È questa la logica della nonviolenza. La nonviolenza non è solo un metodo per rispondere nei conflitti, è anche un modo di conoscere il lato nonviolento che c’è anche nell uomo più violento. Essa veramente può cambiare i rapporti intersoggettivi senza molte parole e senza provvedimenti di legge, ma per pura propagazione esistenziale del valore dell’amore. La nuova maniera di vivere la vocazione cristiana è il primato dell’amore che intreccia nel mondo quella comunione tra le creature. Il vero obiettivo dell’annuncio di Gesù Cristo non è di fare una chiesa, ma di fare un’umanità, di cui la chiesa è segno e strumento.
Se c’è un motivo di serenità nel guardare la realtà storica di quest’ultimo scorcio è che la razionalità della forza e del fanatismo appaiono sempre di più infondate e quindi si squalificano da sé. Nei rapporti tra i popoli, 1’esigenza di abbattere le pareti, i muri, di disarmare, di moltiplicare gli scambi culturali è un esigenza nel segno dell’amore. Sul piano personale il nuovo rapporto uomo/donna, il bisogno di rispettare la natura perché essa non sia contaminata e resa violenta dalla nostra violenza rientrano nelle esigenze dell’ amore. La parola «cristiani» può essere pronunciata in due modi: uno di differenziazione – quando dico cristiani penso a quelli che non lo sono e mi distinguo da loro - un altro invece in cui la parola indica un’apertura a tutti gli uomini. Questo era il sentimento del Signore.

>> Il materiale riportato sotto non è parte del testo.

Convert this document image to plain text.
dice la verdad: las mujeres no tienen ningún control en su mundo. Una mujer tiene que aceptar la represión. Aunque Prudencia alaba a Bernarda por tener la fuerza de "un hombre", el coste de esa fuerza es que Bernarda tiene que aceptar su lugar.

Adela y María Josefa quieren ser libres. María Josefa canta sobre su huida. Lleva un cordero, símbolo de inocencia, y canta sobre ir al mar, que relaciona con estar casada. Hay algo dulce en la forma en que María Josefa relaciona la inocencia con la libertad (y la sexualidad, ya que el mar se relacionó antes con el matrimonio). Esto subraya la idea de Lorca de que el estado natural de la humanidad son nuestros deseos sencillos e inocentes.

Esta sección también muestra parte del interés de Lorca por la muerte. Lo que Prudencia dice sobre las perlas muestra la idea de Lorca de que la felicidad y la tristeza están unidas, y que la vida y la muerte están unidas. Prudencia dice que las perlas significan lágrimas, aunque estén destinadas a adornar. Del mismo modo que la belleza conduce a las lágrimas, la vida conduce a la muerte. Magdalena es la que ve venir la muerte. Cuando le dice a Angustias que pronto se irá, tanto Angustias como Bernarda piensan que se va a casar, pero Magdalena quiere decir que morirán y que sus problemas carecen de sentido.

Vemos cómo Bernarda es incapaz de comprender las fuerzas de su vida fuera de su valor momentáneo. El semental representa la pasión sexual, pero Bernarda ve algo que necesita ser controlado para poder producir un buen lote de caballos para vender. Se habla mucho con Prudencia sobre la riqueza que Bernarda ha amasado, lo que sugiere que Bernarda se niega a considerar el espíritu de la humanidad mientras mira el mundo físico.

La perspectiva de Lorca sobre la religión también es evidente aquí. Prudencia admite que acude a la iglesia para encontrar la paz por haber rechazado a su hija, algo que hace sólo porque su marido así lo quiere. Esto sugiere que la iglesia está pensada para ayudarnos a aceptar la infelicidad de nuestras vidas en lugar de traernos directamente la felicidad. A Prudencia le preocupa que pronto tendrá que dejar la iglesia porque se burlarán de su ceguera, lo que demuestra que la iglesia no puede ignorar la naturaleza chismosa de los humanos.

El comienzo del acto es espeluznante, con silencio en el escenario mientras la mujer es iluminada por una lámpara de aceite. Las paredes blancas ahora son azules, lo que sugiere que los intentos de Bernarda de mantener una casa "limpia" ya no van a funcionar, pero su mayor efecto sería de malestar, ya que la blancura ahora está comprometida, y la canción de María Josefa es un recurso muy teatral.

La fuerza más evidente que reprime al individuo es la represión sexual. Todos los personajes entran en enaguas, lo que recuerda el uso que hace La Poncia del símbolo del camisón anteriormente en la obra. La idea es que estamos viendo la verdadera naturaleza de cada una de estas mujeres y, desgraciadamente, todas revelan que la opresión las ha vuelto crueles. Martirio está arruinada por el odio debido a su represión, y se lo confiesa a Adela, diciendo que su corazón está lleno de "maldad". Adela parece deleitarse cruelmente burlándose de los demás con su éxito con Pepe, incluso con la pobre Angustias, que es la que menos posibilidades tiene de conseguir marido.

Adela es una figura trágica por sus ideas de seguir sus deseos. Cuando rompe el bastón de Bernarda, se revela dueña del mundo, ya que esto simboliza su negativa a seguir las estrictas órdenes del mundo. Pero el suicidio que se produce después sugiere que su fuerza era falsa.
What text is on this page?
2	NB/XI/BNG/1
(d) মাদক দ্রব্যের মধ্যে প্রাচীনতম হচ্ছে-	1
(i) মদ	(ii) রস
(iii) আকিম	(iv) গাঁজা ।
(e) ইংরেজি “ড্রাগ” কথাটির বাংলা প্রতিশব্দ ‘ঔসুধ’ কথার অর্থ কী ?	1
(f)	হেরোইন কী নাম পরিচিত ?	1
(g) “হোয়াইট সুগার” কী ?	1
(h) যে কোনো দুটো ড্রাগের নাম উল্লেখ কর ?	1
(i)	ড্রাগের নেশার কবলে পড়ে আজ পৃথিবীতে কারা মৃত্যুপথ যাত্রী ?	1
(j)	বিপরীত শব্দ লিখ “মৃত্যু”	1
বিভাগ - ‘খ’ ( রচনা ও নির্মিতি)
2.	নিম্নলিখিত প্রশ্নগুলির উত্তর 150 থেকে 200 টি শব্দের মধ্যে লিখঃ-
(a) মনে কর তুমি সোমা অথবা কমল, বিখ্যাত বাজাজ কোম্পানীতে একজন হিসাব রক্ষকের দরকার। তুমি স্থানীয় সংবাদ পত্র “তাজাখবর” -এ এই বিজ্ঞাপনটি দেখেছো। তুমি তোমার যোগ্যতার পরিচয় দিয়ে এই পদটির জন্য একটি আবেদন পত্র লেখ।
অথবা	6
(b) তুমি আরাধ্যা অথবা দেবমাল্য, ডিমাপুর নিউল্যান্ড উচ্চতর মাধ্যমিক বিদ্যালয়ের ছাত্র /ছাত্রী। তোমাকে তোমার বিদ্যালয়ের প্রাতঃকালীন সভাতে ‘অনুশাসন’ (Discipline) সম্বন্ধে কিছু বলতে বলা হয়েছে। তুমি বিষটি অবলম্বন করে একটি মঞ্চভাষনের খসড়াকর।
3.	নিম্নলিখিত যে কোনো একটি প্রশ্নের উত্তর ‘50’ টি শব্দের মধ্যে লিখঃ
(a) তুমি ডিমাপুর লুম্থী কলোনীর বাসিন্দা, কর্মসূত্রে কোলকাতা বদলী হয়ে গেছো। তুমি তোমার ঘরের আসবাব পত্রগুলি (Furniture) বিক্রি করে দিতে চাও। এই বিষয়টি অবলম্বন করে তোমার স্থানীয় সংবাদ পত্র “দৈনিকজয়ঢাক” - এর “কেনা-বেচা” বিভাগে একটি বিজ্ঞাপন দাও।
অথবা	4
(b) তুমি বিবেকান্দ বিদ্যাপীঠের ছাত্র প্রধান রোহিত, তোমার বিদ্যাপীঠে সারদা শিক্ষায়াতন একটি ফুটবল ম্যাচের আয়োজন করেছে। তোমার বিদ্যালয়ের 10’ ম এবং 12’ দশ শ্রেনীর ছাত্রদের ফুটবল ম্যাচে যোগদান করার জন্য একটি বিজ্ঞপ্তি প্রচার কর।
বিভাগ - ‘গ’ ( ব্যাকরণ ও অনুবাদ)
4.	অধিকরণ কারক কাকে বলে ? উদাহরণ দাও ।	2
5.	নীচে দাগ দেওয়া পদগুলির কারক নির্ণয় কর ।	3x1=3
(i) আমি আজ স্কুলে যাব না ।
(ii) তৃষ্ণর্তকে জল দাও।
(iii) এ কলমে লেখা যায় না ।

Attorno a lui si sono sempre alzate siepi di fanatici, durante la sua vita, e dopo che Egli è scomparso il fanatismo istituzionale lo ha come seppellito in un recondito spazio dove soltanto la forza delle coscienze ha potuto raggiungerlo. È un miracolo storico che Egli non sia rimasto chiuso nella tomba dei fanatismi dei nazareni.
In quest’ultima frase del Vangelo - «passando in mezzo a loro se ne andò» - ho sempre colto, anche visivamente, un segno stupendo del mistero di Gesù. Gesù è passato in mezzo a noi e se ne è andato. Questa parola, se non fosse presunzione, potrei annunciarla in molti luoghi dove ci sono tutti i segni del Cristo. Potrei dire: se n’è andato! Se n’è andato lontano dove la logica dell’amore vive, dove la speranza non è retorica domenicale.

NOTE
[1] Ernesto Balducci, «I nazareni». Omelia pronunciata alla Badia Fiesolana la 4a domenica del tempo ordinario. Pubblicata in “Gli ultimi tempi- Vol. 3° anno C 1985/1986 o 1988/1989 - Borla editrice, 1991; pag. 238-246.